I want to divide the following polynomial (in terms of $t$) with coefficients in terms of $\lambda$.

$$(\lambda^6 - 5\lambda^4 + 6\lambda^2 - 1)t^5 + (\lambda^5 - 4\lambda^3 + 3\lambda^2)t^6$$

by $$ \lambda t^2 -\lambda^2 t + \lambda$$

The resulting quotient will include a fractional component (the numerator's degree will be strictly less than the denominator's degree).
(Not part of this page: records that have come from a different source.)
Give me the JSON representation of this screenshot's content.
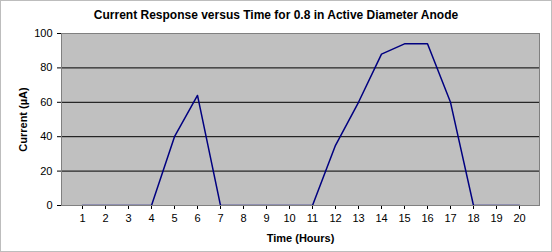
{
  "chart_data": {
    "type": "line",
    "title": "Current Response versus Time for 0.8 in Active Diameter Anode",
    "x_label": "Time (Hours)",
    "y_label": "Current (µA)",
    "categories": [
      "1",
      "2",
      "3",
      "4",
      "5",
      "6",
      "7",
      "8",
      "9",
      "10",
      "11",
      "12",
      "13",
      "14",
      "15",
      "16",
      "17",
      "18",
      "19",
      "20"
    ],
    "values": [
      0,
      0,
      0,
      0,
      40,
      64,
      0,
      0,
      0,
      0,
      0,
      35,
      60,
      88,
      94,
      94,
      60,
      0,
      0,
      0
    ],
    "color": "#000080",
    "ylim": [
      0,
      100
    ],
    "yticks": [
      0,
      20,
      40,
      60,
      80,
      100
    ],
    "grid": true
  }
}
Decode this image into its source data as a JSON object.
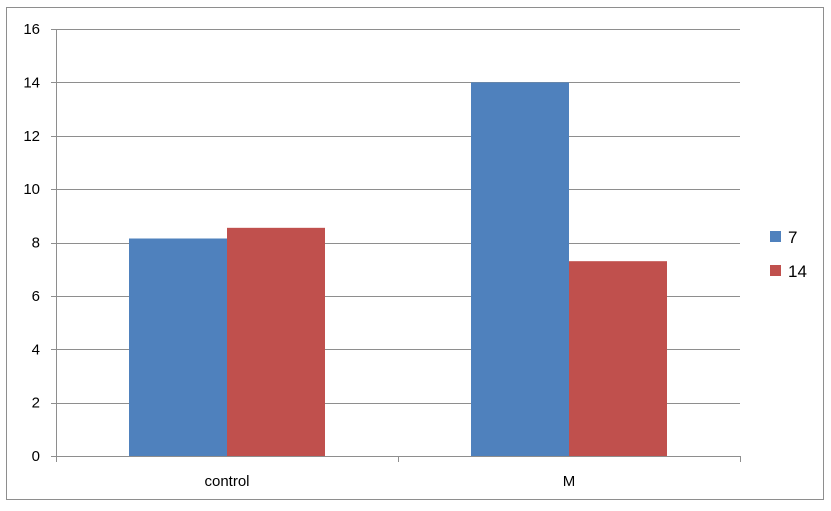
{
  "chart_data": {
    "type": "bar",
    "categories": [
      "control",
      "M"
    ],
    "series": [
      {
        "name": "7",
        "values": [
          8.15,
          14.0
        ],
        "color": "#4f81bd"
      },
      {
        "name": "14",
        "values": [
          8.55,
          7.3
        ],
        "color": "#c0504d"
      }
    ],
    "ylim": [
      0,
      16
    ],
    "yticks": [
      0,
      2,
      4,
      6,
      8,
      10,
      12,
      14,
      16
    ],
    "grid": true,
    "legend_position": "right",
    "colors": {
      "gridline": "#8e8e8e",
      "axis": "#8e8e8e",
      "border": "#8e8e8e"
    }
  }
}
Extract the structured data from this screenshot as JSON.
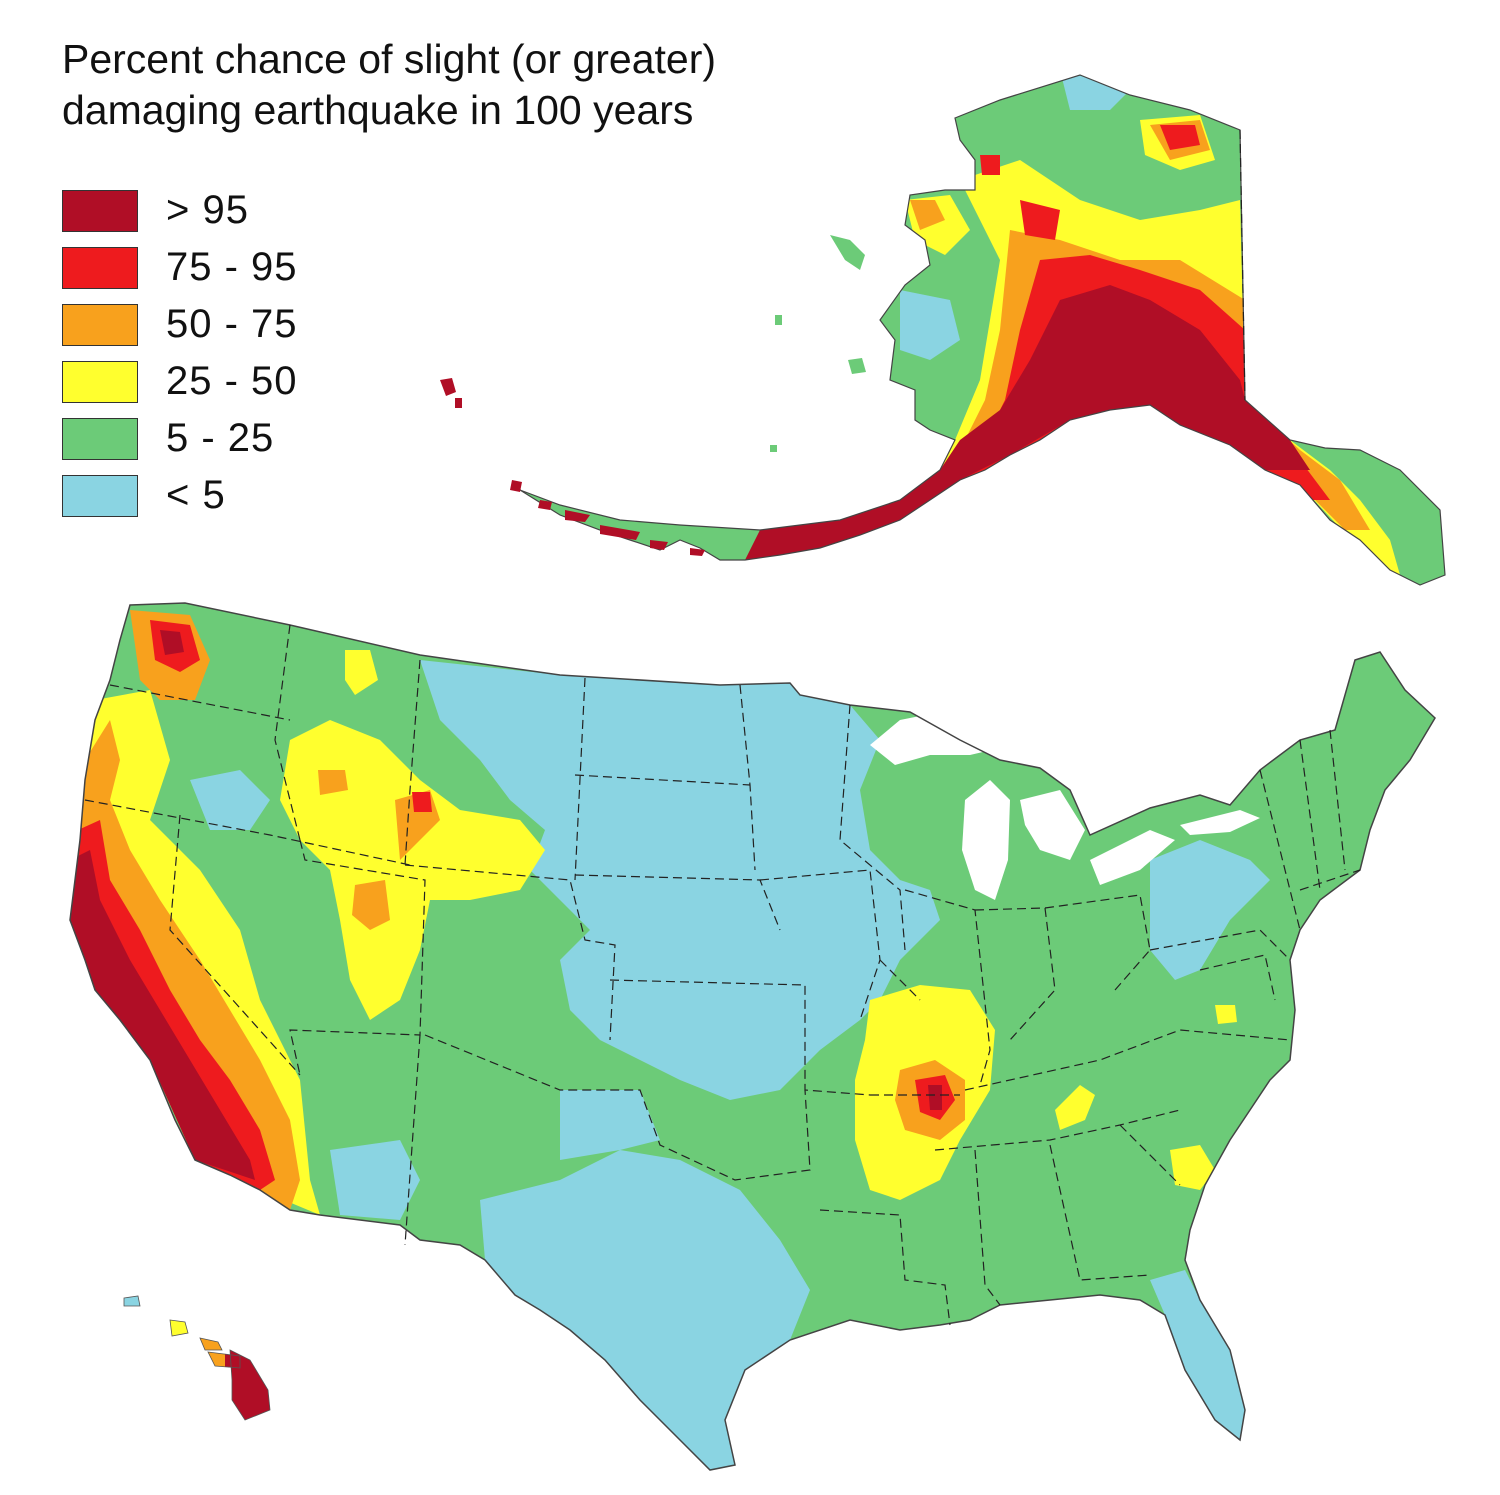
{
  "title": {
    "line1": "Percent chance of slight (or greater)",
    "line2": "damaging earthquake in 100 years"
  },
  "legend": [
    {
      "label": "> 95",
      "color": "#b00e26"
    },
    {
      "label": "75 - 95",
      "color": "#ee1b1e"
    },
    {
      "label": "50 - 75",
      "color": "#f8a11d"
    },
    {
      "label": "25 - 50",
      "color": "#ffff2e"
    },
    {
      "label": "5 - 25",
      "color": "#6ccb78"
    },
    {
      "label": "< 5",
      "color": "#8ad4e2"
    }
  ],
  "colors": {
    "gt95": "#b00e26",
    "p75_95": "#ee1b1e",
    "p50_75": "#f8a11d",
    "p25_50": "#ffff2e",
    "p5_25": "#6ccb78",
    "lt5": "#8ad4e2",
    "water": "#ffffff",
    "border": "#222222"
  },
  "regions": [
    "Alaska",
    "Contiguous United States",
    "Hawaii"
  ]
}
This is what a quotient and remainder, added together, might look like:

$$ t(\frac{2\lambda^8 - 9 \lambda^6 + 2 \lambda^5 + 6 \lambda^4 - 4\lambda^2}{\lambda}) + t^3(\frac{2\lambda^6 - 9\lambda^4 + 3\lambda^3 + 6\lambda^2 -1 }{\lambda}) + \frac{t(\lambda^4 - 2\lambda) + (\lambda^3 - 4\lambda^2)}{\lambda t^2 - \lambda^2 t + \lambda}$$

I have tried the following thus far Any suggestions? The code below "does not work", because it outputs a quotient whose degree is greater than the degree of the dividend. Here $y$ takes the place of $\lambda$ and $x$ takes the place of $t$.

The quotient is: 

-2*x^8 - x^4*y^4 + 2.0*x^6 - 3.0*x^5 - 1.0*x^4 - (2*x^5 + x^3)*y^3 + (-2*x^6 + 2.0*x^4 - x^2)*y^2 + (-2*x^7 + 
4.0*x^5 + 1.0*x^3 - x)*y - 1
The remainder is: 

 -x^5 + (2*x^10 + 3.0*x^7 - 1.0*x^6 + 3.0*x^5 + 1.0*x^4 + x^2 + 1)*y

The code:

from sympy import Function, rsolve_poly, Symbol, rsolve, rsolve_hyper, oo
from sympy.abc import n

x = var('x')
y = var('y')
P.<x,y> = PolynomialRing(CC)
f = (y**5 - 4*y**3 + 3*y**2)*x**6 + (y**6 - 5*y**4 + 6*y**2 - 1)*x**5
g = y*x**2 - y**2*x + y

def division(dividend, divisor): 
    return (dividend._maxima_().divide(divisor).sage())

a = division(f,g)
print("The quotient is: \n")
print(a[0])
print("The remainder is: \n")
print(a[1])